2005 Pontiac G6
This 2005 review is representative of model years 2005 to 2009.
By Dan Jedlicka of MSN Autos
The new Pontiac G6, which is being phased in as a replacement for the automaker's aged Grand Am, is designed to revive this automaker's sporty image, which has been slipping since its glory era in the 1960s, when it sold fast, sexy autos such as the GTO muscle car.
Pontiac's new GTO is pretty much a flop because many feel that it has bland styling for such a high-performance car. And the Grand Am sorely lacks the refinement, quality and roominess of rivals; it will be sold only as a coupe to the retail (non-fleet) market in 2005.
The front-wheel-drive G6 is larger, roomier, better looking and more refined than the Grand Am. The new Pontiac initially is offered only as a sedan, but coupe and retractable hardtop convertible models arrive next year, along with a hotter GTP version.
"The Oprah show put the Pontiac name right up front, which is what Pontiac wanted. But I'm not satisfied that it addressed the right audience with the G6 giveaway because that's supposed to be a sporty, performance-oriented car and I hear Oprah's Sept. 13 audience was composed of women who needed economical transportation like the new, less costly Chevrolet Cobalt," said auto analyst Jim Wangers. He should know, being the marketing whiz behind the original GTO and other successful Pontiacs in the 1960s.
The base G6 sedan lists at $20,675, with the top-line GT retailing at $23,300. My test GT had options that bumped its price to $26,965. They included a $1,365 leather package and cleverly designed $1,500 power "panoramic" roof with four sliding glass panels and a power shade. (A regular G6 sunroof costs $700.)
Safety items include optional side- and head-curtain airbags.
The GT adds a sport suspension, anti-lock brakes, traction control, power adjustable pedals, premium sound system, rear spoiler, 17-inch (vs. 16-inch) cast aluminum painted wheels with wider 50-series (vs. 60-series) tires and a performance axle ratio for slightly faster acceleration.
Average Engine Design
The GTP will have a new 3.9-liter V6 with 240 horsepower. Also offered next year for the G6 will be a new 2.4-liter overhead camshaft 16-valve 4-cylinder engine with 170 horsepower.

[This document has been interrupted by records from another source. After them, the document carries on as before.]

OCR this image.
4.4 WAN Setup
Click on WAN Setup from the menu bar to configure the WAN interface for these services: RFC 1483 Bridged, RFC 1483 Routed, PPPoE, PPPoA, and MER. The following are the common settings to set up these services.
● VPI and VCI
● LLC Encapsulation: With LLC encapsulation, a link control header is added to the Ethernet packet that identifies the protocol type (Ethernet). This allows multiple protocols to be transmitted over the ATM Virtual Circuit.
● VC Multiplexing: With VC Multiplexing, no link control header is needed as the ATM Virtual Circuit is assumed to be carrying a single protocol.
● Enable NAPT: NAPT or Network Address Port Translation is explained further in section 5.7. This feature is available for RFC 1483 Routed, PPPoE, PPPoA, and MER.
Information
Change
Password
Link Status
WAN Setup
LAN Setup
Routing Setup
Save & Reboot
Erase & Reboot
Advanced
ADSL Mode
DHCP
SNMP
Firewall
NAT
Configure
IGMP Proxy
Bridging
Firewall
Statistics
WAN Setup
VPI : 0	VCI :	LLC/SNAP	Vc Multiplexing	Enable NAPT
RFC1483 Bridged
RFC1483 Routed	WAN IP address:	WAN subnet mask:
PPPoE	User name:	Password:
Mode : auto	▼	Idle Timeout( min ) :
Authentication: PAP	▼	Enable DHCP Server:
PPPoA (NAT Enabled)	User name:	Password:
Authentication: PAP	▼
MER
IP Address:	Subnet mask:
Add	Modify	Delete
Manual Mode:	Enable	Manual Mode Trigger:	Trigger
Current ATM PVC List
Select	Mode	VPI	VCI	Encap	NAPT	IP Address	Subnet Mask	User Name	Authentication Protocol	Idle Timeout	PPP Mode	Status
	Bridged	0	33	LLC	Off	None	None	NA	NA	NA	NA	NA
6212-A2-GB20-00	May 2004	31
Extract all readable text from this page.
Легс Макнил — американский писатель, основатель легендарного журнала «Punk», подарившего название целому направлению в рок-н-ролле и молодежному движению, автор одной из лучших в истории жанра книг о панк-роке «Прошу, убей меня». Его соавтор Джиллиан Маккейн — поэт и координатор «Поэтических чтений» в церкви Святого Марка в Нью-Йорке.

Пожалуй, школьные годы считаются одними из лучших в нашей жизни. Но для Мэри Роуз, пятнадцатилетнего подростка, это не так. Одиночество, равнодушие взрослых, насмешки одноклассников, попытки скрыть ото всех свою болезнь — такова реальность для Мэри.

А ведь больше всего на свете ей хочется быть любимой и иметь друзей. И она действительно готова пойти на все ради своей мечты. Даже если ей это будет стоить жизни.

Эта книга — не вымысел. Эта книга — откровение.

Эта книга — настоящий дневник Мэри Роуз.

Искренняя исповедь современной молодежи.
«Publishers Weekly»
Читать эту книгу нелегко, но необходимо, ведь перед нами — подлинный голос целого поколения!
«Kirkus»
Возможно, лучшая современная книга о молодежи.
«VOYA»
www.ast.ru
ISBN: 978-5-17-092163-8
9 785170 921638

The current V6 is hooked to a 4-speed automatic transmission instead of a more modern 5-speed unit. But it's responsive and has an easily used manual shift feature in the GT.
Estimated fuel economy is 21 mpg in the city and 29 on the highway.
The wheelbase helps allow a smooth ride, good interior room for four tall adults and wide door openings—not to mention permitting rear door glass to roll down all the way and the panoramic roof; three of that roof's four panels slide rearward, creating a sunroof large enough for rear-seat occupants to have an open-air "almost convertible-like experience," as Pontiac puts it.
The sporty styling features short front-rear body overhangs, although the G6 doesn't stand out like, say, the new Chrysler 300 sedan.
The G6 uses General Motor's new European-designed Epsilon "architecture" for body stiffness, which enhances ride and handling.
Climate and sound system controls are large, and dashboard vents swivel with a precision feel that shows attention to detail that long has been lacking in many GM auto interiors. Cupholders are conveniently located, as are most controls.
Pontiac said it used a "clean sheet" approach to designing the G6, which should attract far more buyers than the Grand Am.